Startup Idol: How Optensity makes big data seem minusculeJuly 19, 2013: 1:46 PM ET
Pamela Arya's startup helps analysts and scientists parse through big data quickly.
FORTUNE -- The problem facing many organizations sitting atop massive amounts of data is how to make any sense of it.
Three years ago, Pamela Arya, then a vice president at the counterterrorism firm A-T Solutions, recognized the problem and saw an opportunity. "We noticed that even though more and more people were building more and more sensors to capture data, the systems, and the way we make sense of that data, we realized the existing systems weren't very agile and couldn't really keep up with the rate of change in our world," she explains.
So along with IT engineer Scott Zimmer, she co-founded Optensity. Their goal: build a system to assist analysts and data scientists in making decisions quickly without worrying about where the data is located, how it's formatted, and how it's changing. Optensity's first product, AppSymphony, is largely being used within the Intelligence Surveillance and Reconnaissance, or "ISR," community by three clients to make sense of surveillance data.

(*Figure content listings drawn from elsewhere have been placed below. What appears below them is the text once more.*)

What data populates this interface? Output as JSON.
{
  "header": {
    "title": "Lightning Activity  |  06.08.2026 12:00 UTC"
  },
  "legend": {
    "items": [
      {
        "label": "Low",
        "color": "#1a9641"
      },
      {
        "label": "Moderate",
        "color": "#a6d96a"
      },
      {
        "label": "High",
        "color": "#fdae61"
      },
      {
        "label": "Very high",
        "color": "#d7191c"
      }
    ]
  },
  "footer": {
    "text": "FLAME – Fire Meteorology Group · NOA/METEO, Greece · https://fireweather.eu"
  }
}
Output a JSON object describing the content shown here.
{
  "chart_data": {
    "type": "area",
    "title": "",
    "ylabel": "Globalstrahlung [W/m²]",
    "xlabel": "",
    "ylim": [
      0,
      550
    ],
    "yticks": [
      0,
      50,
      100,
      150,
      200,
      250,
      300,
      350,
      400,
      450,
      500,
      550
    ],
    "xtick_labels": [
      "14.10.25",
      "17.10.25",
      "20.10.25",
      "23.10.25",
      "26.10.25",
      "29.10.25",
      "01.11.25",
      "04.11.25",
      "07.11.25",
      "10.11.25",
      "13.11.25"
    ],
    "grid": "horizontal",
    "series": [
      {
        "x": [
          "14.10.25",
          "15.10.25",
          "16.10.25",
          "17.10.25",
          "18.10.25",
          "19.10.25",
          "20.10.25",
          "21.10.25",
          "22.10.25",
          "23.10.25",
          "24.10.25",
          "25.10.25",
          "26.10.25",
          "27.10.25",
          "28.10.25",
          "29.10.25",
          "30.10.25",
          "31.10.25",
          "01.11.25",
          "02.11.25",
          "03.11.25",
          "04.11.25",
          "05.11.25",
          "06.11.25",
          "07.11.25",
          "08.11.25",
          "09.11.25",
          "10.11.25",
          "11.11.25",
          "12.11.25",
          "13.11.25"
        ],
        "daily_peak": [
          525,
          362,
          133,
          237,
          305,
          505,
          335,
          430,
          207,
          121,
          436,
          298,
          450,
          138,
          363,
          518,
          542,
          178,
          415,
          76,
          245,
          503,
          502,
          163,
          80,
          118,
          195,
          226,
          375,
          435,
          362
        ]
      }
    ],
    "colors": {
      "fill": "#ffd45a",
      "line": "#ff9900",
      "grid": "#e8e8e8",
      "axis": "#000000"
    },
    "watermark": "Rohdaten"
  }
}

Next week, Arya, 50, will vie as one of five contestants for the mantle of this year's Startup Idol competition at Fortune's Brainstorm Tech conference, at the Aspen Institute in Colorado. We caught up with her beforehand for a few quick questions.
Let's say it's next week, and you're onstage selling your company to the judges. Give us your elevator pitch in one sentence.
Making big data "sing" to its users.
You guys were working on big data before it became industry parlance. Do you think "big data" as a catch phrase is now being abused the way, say, "cloud" was?
I don't think it's being abused, but I think it's very easy to have misunderstandings because one person's "big data" is another person's "small data." So someone will say, I have big data. When you look at it, it's nowhere near the size of someone else's big data problem. Because of that, different solutions are better or worse depending really on the size of that data. That's how people can end up having problems because they think, Oh, we've got a really big data problem, when some kind of other tool would work better ... But nobody wants to hear that their data really isn't that big. Big data isn't that sexy, is it? [laughs] So that's a problem.
How else do you see Optensity becoming useful?
One thing popping up is called the "Internet of Things." That's an example where we think our tool could be really useful in the future. Because the Internet of Things is basically a world of sensors, where you would compute on the sensor as the data is throwing off the sensor to find out interesting things. Hey, nobody's been in the house for a while, but the air conditioner is still running. That kind of thing. So you needs two sensors there: a physical sensor. No one's moving around. Another sensor saying the air conditioning's running. So those kinds of problems are where we see the future of where data is going.